Pour toute réponse, le brun le serra plus fort. Certes, Minho n'était pas contre les câlins, mais il appréciait moyennement de se faire étouffer jusqu'à l'asphyxie. Il s'empara des bras de Jisung et les décolla de son corps, mais le petit était bien attaché.

-Hmhmmm... gémit-il encore.

Minho soupira.

-Jisung, il faut se lever, c'est le matin.

Toujours aucune réaction.

-Bouge tes fesses !

Il parvint à s'arracher à l'étreinte du plus jeune, et s'assit immédiatement pour éviter qu'il ne retombe dans ses filets. Mécontent d'avoir perdu son oreiller, Jisung s'agita, puis ouvrit totalement les yeux.

-Qu'est-ce que...

Il se redressa d'un coup, manquant de se cogner au sommier du lit au-dessus.

-Minho ?!

-C'est moi, se moqua l'intéressé.

Jisung paraissait à la fois horrifié et très honteux. Il regarda autour de lui, et ce qu'il vit ne sembla pas lui plaire.

-Oh nooon ne me dis pas que...

-Si si, on a dormi ensemble.

-Seigneur.

Les joues rouges, il se dépêcha de sortir du lit, et s'avança en titubant jusqu'à sa commode, où il récupéra son téléphone.

-Il est sept heures moins dix, se plaignit-il. D'habitude, je dors jusqu'à sept heures !

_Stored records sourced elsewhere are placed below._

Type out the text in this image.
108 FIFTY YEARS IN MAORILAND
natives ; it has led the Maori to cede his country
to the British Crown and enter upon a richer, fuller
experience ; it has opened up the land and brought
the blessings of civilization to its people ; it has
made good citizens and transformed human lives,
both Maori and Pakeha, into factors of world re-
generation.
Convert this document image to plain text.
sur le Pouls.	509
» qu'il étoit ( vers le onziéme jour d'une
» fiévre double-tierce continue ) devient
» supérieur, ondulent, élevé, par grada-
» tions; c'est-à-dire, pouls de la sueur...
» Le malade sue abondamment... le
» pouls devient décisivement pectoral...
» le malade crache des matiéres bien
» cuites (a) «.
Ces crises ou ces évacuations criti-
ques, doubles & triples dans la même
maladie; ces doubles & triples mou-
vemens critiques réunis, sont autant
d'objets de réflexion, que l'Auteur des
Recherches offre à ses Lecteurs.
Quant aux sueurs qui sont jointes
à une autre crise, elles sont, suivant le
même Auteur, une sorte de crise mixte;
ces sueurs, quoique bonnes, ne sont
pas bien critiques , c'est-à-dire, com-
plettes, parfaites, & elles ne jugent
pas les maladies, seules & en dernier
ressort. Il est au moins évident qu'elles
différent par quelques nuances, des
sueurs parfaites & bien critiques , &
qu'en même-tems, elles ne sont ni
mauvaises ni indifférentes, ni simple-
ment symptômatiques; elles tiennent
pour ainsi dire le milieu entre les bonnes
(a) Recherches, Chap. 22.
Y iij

Il se mit à fouiller dans son armoire pour trouver ses affaires, mettant un point d'honneur à ignorer le jeune garçon avec qui il avait partagé un matelas. Minho le vit faire des allers-retours dans la chambre alors qu'il rassemblait ses cours, un petit sourire au coin des lèvres. Il savait que Jisung allait avoir du mal à admettre ce qui était arrivé cette nuit, mais il n'avait pas l'intention de le laisser s'en sortir aussi facilement. C'était une situation assez rare pour être notable, et s'il ne se moquerait jamais des faiblesses du plus jeune, ce n'est pas pour autant qu'il allait le laisser s'enfuir comme si rien ne s'était passé. Il en avait marre d'être ignoré sans raisons apparentes : il avait bien l'intention que Jisung l'apprécie comme les autres membres du groupe. Cette nuit, il avait trouvé un refuge en lui : pourquoi ne pouvait-il pas en faire autant la journée ? Qu'avait fait Minho de si rédhibitoire pour qu'il ne s'autorise à l'approcher que sous couvert de l'obscurité ? Il était sûr qu'ils pourraient bien s'entendre si seulement Jisung leur donnait une chance.

Minho n'avait pas dit son dernier mot. Jusque-là, il avait laissé glisser, mais maintenant il sentait qu'il y avait plus à découvrir que ce que le cadet laissait paraître.

Il arriverait à se rapprocher de lui coûte que coûte, il s'en faisait la promesse.